Jeremy Jones, a former president of the Executive Council of Australian Jewry, used section 18c to win a landmark case against Fredrick Toben, Australia’s most notorious Holocaust denier.
The ECAJ also cited this section in its successful litigation against Olga Scully, a serial promoter of anti-Semitic propaganda in Tasmania; against an Arabic-language newspaper in Sydney that published anti-Semitic commentary; against a far-right political party alleging that Jews created the Internet to control information; and against a fringe Christian group that claimed the promotion of anti-Semitism was part of their faith.
“Without section 18c we wouldn’t have had [victories over] Scully, Toben, One Nation, El Telegraph or the Bible Believers,” Jones told Haaretz. “There is no rational argument that Australia is somehow ‘less free’ when bullies have consequences for their actions.”
on 22-04-2014 05:30 PM
All with theri own barrows to push, their own axe to grind. Australia is NOW being governed for ALL Australians not just the squeaky wheels and rent seekers.

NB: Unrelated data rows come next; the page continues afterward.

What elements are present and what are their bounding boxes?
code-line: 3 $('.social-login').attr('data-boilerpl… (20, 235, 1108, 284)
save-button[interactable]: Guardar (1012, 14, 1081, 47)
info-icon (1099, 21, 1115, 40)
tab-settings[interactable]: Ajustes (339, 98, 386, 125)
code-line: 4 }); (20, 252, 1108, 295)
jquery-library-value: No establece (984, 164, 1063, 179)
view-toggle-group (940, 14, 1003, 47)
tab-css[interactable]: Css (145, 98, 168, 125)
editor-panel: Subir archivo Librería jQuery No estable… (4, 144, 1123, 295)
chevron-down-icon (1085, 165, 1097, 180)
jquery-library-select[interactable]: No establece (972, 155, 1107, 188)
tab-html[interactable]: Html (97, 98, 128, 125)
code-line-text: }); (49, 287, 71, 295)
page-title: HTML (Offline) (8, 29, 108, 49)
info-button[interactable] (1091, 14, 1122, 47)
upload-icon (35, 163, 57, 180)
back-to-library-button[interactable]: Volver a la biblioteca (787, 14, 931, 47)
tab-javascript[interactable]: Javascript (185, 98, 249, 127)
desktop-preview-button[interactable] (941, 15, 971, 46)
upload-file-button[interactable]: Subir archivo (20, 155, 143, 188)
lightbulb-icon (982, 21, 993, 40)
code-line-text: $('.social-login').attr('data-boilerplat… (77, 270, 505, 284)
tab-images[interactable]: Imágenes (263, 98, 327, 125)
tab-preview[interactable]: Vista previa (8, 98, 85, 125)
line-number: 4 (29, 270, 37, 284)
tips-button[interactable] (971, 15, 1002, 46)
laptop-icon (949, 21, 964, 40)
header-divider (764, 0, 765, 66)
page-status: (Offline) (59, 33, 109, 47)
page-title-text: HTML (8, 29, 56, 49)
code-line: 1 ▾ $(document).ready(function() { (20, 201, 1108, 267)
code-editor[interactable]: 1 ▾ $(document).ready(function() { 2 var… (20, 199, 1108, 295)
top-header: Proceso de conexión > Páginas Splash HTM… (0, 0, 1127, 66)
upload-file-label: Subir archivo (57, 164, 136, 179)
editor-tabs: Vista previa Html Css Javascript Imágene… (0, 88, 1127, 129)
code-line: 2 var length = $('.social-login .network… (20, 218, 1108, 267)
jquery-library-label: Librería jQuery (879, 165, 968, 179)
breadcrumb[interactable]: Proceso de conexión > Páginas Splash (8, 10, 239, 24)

The vast majority of voters are happy with this government, they said in the campaign that they would repeal 18c and got a whopping mandate to do so.
Poor poor disappointed, nobody's listening. nobody cares.
As for Brendan O'Niel, what a breath of fresh air, a true libertarian, a real social commentator and journalist, I wish he lived here.
on 22-04-2014 05:36 PM
@lakeland27 wrote:brendan the self proclaimed marxist libertarian is one confused individual . . the home audience despised him en masse also. something awful must have happened to create such a creature.
He sure was strange, like a mixed bag of contradictions. Mr. I'm a left wing marxist right wing libertarian with a bigot edge, just to cover all bases.
Is there a reason, apart from the slagging of Plibersek, for the 3 year old article posted above?
on 22-04-2014 05:38 PM
As for racially discriminate against jews!!!!!
The left do all the time, the Labor party did it and the leftist university elites advocate to boycott jewish business and divest jewish businesses.
Hypocritical and sickening actions by the left on show every day. Weasel words come to mind every time I hear the bleating for freedoms to be curtailed, the chattering classes are not going to be heard.
on 22-04-2014 05:43 PM
@freakiness wrote:
@lakeland27 wrote:brendan the self proclaimed marxist libertarian is one confused individual . . the home audience despised him en masse also. something awful must have happened to create such a creature.
He sure was strange, like a mixed bag of contradictions. Mr. I'm a left wing marxist right wing libertarian with a bigot edge, just to cover all bases.
Is there a reason, apart from the slagging of Plibersek, for the 3 year old article posted above?
not that is immediately obvious. it probably comes under the general definition of panic i guess.